Sebbene Federico III abbia regnato per pochi anni, fu particolarmente attivo nella monetazione: subito dopo l’incoronazione, nel 1496, emanò delle direttive per limitare la circolazione delle monete di bassa lega che erano diventate un vero e proprio flagello già nel periodo dell’invasione di Carlo VIII.
In particolare, dopo aver provato a svalutare del 50% il valore dei cavalli in rame (stabilendone il cambio all’equivalente di 1/12 di Tornese), a seguito delle proteste decise di far coniare delle nuove monete in rame con un peso leggermente superiore a quello dei cavalli di Ferdinando I, mantenendone però intatto il valore pari a 1/6 di Tornese.

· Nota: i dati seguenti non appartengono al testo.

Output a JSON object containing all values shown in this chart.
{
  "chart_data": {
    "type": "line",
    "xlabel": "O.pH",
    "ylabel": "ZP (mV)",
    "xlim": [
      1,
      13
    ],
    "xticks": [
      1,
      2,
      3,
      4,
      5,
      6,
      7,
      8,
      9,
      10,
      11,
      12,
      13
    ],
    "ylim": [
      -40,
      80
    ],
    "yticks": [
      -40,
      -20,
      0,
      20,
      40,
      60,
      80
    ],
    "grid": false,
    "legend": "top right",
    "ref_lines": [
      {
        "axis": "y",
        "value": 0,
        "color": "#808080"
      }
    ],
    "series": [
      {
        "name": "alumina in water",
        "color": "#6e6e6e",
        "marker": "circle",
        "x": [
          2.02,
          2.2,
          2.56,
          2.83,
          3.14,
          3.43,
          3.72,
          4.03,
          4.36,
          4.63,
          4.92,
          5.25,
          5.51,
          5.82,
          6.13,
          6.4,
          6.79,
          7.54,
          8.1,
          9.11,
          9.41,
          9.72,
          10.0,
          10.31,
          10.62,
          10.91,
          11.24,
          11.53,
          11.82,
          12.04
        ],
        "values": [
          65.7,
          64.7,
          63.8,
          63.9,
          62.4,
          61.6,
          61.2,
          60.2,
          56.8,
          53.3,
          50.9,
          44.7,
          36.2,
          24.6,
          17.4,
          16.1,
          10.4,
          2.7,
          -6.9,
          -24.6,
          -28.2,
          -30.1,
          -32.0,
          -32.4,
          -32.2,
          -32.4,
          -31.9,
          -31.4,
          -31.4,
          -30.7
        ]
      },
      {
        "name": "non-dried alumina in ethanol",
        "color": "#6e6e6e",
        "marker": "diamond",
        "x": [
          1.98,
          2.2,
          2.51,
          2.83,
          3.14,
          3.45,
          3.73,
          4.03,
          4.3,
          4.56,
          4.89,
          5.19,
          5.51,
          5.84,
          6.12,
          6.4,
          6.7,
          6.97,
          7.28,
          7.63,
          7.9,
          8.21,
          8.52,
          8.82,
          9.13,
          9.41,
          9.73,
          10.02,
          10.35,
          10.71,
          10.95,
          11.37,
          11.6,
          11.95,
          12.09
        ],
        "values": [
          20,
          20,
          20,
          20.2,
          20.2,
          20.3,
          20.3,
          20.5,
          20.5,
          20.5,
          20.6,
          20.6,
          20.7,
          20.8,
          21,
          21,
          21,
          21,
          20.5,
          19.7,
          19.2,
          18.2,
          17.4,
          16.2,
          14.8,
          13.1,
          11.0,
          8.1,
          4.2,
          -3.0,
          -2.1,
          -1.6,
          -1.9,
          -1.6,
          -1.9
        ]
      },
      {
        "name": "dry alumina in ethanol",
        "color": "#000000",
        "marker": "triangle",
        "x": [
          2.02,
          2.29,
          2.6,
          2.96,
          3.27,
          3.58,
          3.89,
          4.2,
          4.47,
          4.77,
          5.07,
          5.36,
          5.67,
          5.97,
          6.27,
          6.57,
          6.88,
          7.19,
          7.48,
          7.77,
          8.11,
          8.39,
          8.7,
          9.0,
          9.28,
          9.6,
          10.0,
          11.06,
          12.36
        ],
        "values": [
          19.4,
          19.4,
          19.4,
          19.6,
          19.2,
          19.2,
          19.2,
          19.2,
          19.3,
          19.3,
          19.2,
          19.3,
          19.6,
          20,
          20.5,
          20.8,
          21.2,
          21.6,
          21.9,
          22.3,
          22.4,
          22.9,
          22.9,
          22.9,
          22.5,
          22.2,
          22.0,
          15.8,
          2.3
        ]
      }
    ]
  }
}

Per comodità di commercio furono coniati anche doppi sestini, chiamati “grani”, del valore legale corrispondente a un denaro.
Il sestino, dunque, aveva un diametro di circa 22mm e un peso nominale di 2gr (ma se ne trovano fino a 2,87gr!); sul diritto portava, come di consueto, il profilo coronato del Re (caratterizzato da capelli visibilmente più lunghi rispetto ai predecessori) e al rovescio al croce potenziata; entrambe le figure erano inscritti in un cerchio che poteva avere un bordo liscio o perlinato.
L’epigrafe al diritto recitava “FEDERICUS DEI GRATIA REX SICILIAE HIERUSALEM” mentre al rovescio “SIT NOMEN DOMINI BENEDICTUM”. Come sempre, le varianti nella abbreviazione delle epigrafi erano numerose e il Corpus Nummorum Italicorum ne riporta 27; il Pannuti-Riccio, normalmente più sintetico, distingue solo due varianti in base al ritratto del sovrano.
Nella moneta della mia collezione, sebbene il bordo sia piuttosto sciupato, si legge chiaramente “FEDERICUS ° D ° G ° R ° SI” al diritto e “+ SIT : NOMEN : DNI : BENEDIT” al rovescio: dovrebbe corrispondere alla variante 101 del CNI e alla 11 del P/R.